Siły syryjskie „celują w szpitale i używają bomb kasetowych”
Amnesty International oskarża Assada o „zbrodnie przeciwko ludzkości” wraz z nasileniem bombardowań

Omar Haj Kadour / AFP
Siły reżimu syryjskiego celowały w szpitale i używały zakazanych bomb kasetowych , według doniesień.
Bombardowania w prowincji Idlib nasiliły się, zabijając dziesiątki cywilów. Proreżimowe placówki doniosły, że wojska zajęły kluczowe miasto Kafra Naboudeh na południowy wschód od zagłębienia Idlib.
Chociaż kieszeń Idlib ma podlegać zawieszeniu broni uzgodnionemu przez Rosję i Iran, zwolenników reżimu, a także Turcję, wojsko od dawna utrzymywało, że w końcu ten obszar będzie musiał zostać odbity.
Światowa Organizacja Zdrowia potwierdziła 20 ataków na 18 różnych placówek medycznych w Idlib tylko w ciągu ostatnich trzech tygodni. Al jazeera mówi, że to pozostawia cywilów w krzyżowym ogniu.
Urzędnicy ONZ udostępnili Rosji, Turcji i USA współrzędne GPS 235 szkół, szpitali i innych obiektów cywilnych w prowincji Idlib, mając nadzieję, że uchroni to je przed atakiem.
Dzielimy się tymi współrzędnymi, więc nie ma wątpliwości, że szpital to szpital, powiedział Panos Moumtzis, regionalny koordynator ONZ ds. pomocy humanitarnej.
W odpowiedzi na doniesienia, że celem ataków są szpitale, Lynn Maalouf z Amnesty powiedziała: Jest to część dobrze znanego schematu atakowania placówek medycznych w celu systematycznego atakowania ludności cywilnej i stanowi zbrodnie przeciwko ludzkości.
Grupy opozycyjne dostarczyły mediom srebrne lonty, które według nich są pozostałością mechanizmu dostarczania bomb kasetowych, które są dziesiątkami bomb rozmieszczonych na dużym obszarze. Istnieją również doniesienia o zrzucaniu bomb beczkowych.

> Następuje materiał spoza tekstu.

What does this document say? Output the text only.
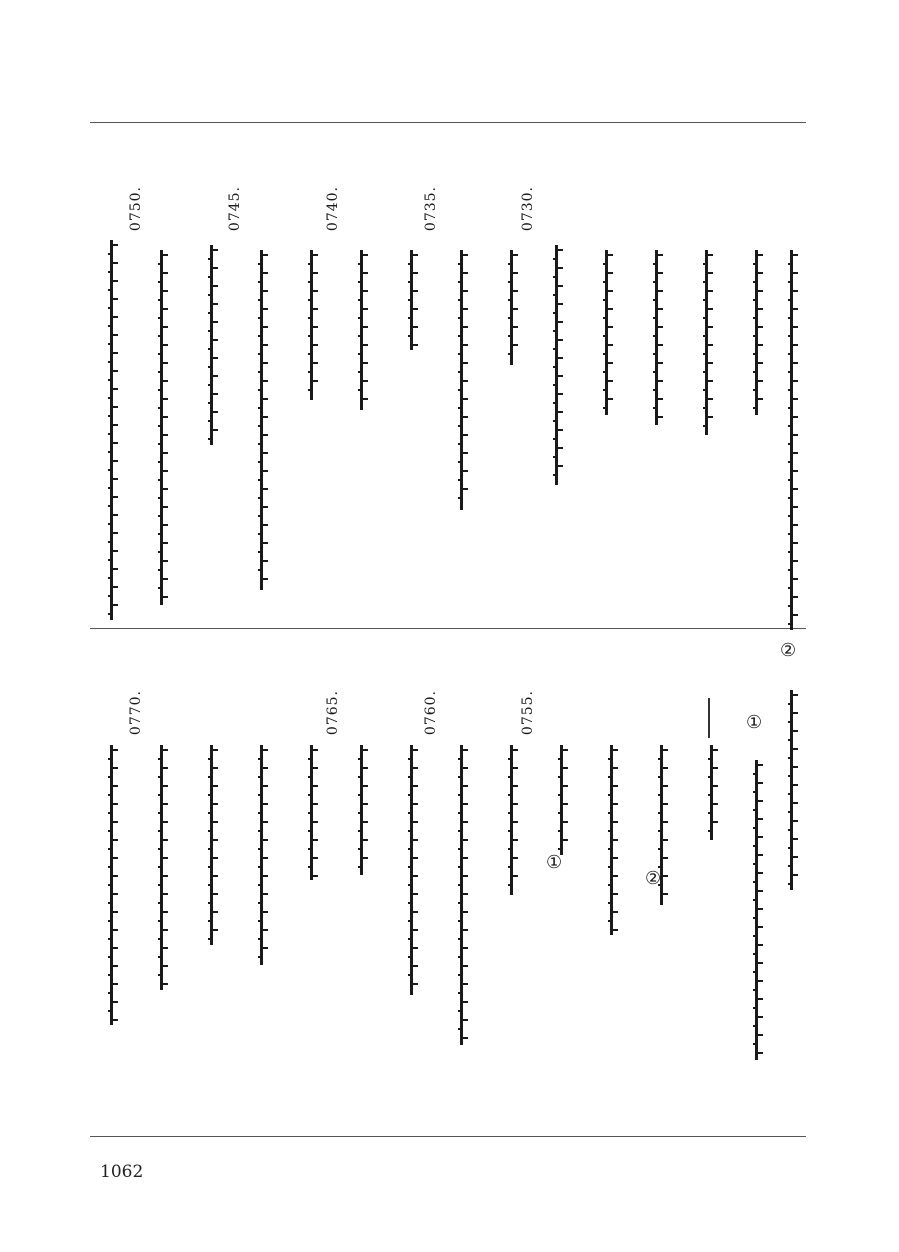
0750.	0745.	0740.	0735.	0730.
0770.	0765.	0760.	0755.	①
②
②
①
1062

Sky News Zwraca uwagę, że celowe atakowanie placówek medycznych i obszarów cywilnych jest uznawane za zbrodnię wojenną na mocy prawa międzynarodowego oraz że bomby kasetowe są zakazane przez większość krajów na mocy prawa międzynarodowego, a wiele krajów postrzega je jako zbrodnię wojenną.
Tymczasem minister spraw zagranicznych Francji powiedział wczoraj, że istnieją dowody na to, że w atakach syryjskich sił rządowych na rebeliantów w północno-zachodniej Syrii używano chemikaliów, ale nadal trzeba je zweryfikować.
Syryjskie Obserwatorium Praw Człowieka twierdzi, że w ciągu ostatnich pięciu tygodni ostrzał i naloty, w tym bomby beczkowe, zabiły 305 cywilów, w tym 69 dzieci.